49Так известная проделка Пушкина с молдавским боярином Бальш, которого он заставил лично отвечать за неосторожное или необдуманное слово жены, получила следующее «иллюстрированное» толкование. Пушкин изобразил в пустой комнате длинного сухощавого человека, по-видимому, только что разбуженного, в куртке, но без исподнего платья, который стоит с раздвинутыми руками, и с видом крайнего изумления ищет, этой принадлежности своего туалета. Комната украшена только деревянным стулом, да на окне, спиной к зрителям, помещается символ лукавой робости – кошка. Внизу надпись: «Ma femme, ma cullote, et mon duel donc! Ah, ma foi, qu'elle s'en tire comme elle voudra, puisque c'est elle qui porte cullotte».

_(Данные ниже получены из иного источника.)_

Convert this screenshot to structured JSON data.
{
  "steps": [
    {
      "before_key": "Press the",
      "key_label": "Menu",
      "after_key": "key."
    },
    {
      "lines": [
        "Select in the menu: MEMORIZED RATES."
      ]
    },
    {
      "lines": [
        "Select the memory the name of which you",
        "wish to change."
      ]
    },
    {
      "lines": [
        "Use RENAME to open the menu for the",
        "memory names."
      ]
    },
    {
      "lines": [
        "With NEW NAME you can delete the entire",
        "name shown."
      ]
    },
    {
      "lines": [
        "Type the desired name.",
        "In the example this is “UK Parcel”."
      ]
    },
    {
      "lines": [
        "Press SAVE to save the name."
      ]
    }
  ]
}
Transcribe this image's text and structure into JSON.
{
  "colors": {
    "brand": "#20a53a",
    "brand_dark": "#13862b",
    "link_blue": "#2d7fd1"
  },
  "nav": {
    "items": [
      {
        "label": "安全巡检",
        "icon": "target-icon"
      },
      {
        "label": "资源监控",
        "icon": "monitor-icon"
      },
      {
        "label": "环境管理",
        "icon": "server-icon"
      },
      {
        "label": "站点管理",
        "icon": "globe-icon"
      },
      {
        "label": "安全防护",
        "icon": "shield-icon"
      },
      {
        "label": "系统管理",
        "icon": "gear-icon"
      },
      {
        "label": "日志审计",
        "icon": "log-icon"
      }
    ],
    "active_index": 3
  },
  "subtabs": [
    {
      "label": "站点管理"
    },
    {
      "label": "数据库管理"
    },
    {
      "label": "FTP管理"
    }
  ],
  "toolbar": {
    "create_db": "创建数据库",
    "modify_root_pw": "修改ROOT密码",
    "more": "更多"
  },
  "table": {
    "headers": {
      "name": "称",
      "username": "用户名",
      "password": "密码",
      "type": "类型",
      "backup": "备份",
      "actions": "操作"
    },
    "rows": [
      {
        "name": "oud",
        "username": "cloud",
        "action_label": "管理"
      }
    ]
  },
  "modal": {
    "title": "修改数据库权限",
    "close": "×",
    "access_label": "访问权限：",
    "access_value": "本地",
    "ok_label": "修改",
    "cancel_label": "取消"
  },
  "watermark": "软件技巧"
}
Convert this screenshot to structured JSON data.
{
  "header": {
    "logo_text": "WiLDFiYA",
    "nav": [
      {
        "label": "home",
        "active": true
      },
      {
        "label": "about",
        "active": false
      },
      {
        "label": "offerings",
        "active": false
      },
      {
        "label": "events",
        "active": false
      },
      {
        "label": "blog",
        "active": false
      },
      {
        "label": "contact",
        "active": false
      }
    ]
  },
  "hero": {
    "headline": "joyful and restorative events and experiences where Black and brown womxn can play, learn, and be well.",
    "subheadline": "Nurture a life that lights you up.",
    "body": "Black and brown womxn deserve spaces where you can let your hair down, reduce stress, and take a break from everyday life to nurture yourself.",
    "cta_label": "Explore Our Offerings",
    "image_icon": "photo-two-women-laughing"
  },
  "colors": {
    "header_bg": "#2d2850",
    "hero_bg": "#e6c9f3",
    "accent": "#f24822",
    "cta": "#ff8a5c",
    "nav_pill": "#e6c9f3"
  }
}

50Не Фрикен ли? известный кишиневский врач того времени.
51Один отрывок, из того же плана поэмы, – смерть, обыгрывающая посетителя в карты, – приведен в «Сочинениях Пушкина» 1857 т. VII, лис. 88-й.
52Этому не противоречит и значительное количество эпиграмм, оставшихся у Пушкина от кишиневской жизни и написанных для потехи приятелей. Они не имеют ничего общего с сатирой, требующей другого настроения. Все они, сколько мы их ни видели, уже потеряли от времени свою соль и жало. Таковы эпиграммы на К-зи, на Федора Кру-го, прозванного Тадарашкой, на известную умницу Тарсис (кишиневская Жанлис), на страстную игрицу в банк m-me Богдан и т. д. К тому же роду принадлежат эпиграммы и послания к Аглае, обращения к женщине, потерявшей один глаз, и проч. Цинические эпистолы к еврейке, содержательнице одного постоялого дома, довершают этот ряд застольных экспромптов и произведений.